Amanda Ertman, a senior sociology and elementary education double major, also talked about a challenge from having to get to North Haven High School by herself.
“There is no way to improve my game without spending gas driving off campus to a separate place off campus,” Ertman said. “For those who don’t even have a car on campus, they would have to ask someone that does have a car on campus to drive them as well.”
Burke said there is a GroupMe chat that players use to arrange rides when needed.
One good thing about North Haven’s courts Burke mentioned was that it saves her a lot of time with parking as parking is an issue at Quinnipiac right now.
With the ongoing construction of the $45-million new health and wellness center, Quinnipiac plans to relocate its six tennis courts to the North Lot, which will further eliminate 145 student parking spots.
Even though Burke and Ertman support the relocation so students can enjoy tennis courts without leaving campus, Burke said “it’s a shame” that students will lose more parking spots.
The university hoped to complete the relocation by the beginning of the fall 2021 semester, which did not happen because the Hamden Planning and Zoning Commission (PZC) has yet to approve it.

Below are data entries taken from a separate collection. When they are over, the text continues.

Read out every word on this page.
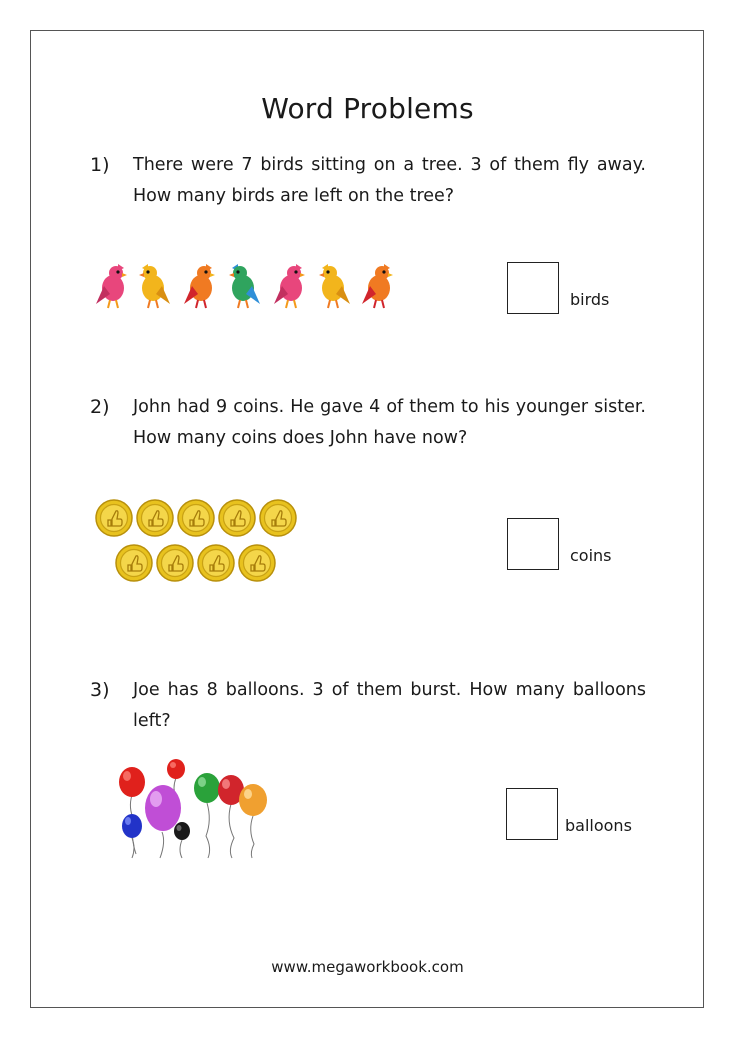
Word Problems
1) There were 7 birds sitting on a tree. 3 of them fly away. How many birds are left on the tree?
birds
2) John had 9 coins. He gave 4 of them to his younger sister. How many coins does John have now?
coins
3) Joe has 8 balloons. 3 of them burst. How many balloons left?
balloons
www.megaworkbook.com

A North Haven High School official told The Chronicle that there is no formal contract in place for its sports complex’s rental to Quinnipiac as the usage of tennis courts is a courtesy as a result of the university’s past voluntary donations to the town.
The New Haven Register reported in 2018 that former President John Lahey donated $700,000 to North Haven. The Chronicle also reported that Quinnipiac presented the town with a $400,000 check in 2016.
The tennis courts relocation faced opposition because part of the plan includes the installation of eight new 50-foot light poles in the area where the zoning regulation only permits a maximum height of 35 feet.
Hamden and North Haven residents submitted petitions against the approval of the light poles citing light pollution that will affect people in the residential area and wildlife.
Quinnipiac Vice President for Facilities and Capital Planning Sal Filardi told The Chronicle in July that these light poles are night sky-certified and that there will be little to no impact on the environment.
On the other hand, the Hamden Zoning Board of Appeals (ZBA) also received many supportive letters for the university’s variance request. The letters were mostly from Quinnipiac affiliates from top administrators to student leaders, tennis players, faculty members, alumni and parents.
As the public hearing with the ZBA for these light poles kept being postponed, Quinnipiac was not able to get approval for the overall tennis court relation plan.
Natalie Barletta, the administrative assistant to the ZBA and the PZC, told The Chronicle that Quinnipiac’s variance application for light poles is scheduled for Oct. 21, with the ZBA. She said no public hearing for the whole tennis courts relocation is scheduled as of publication.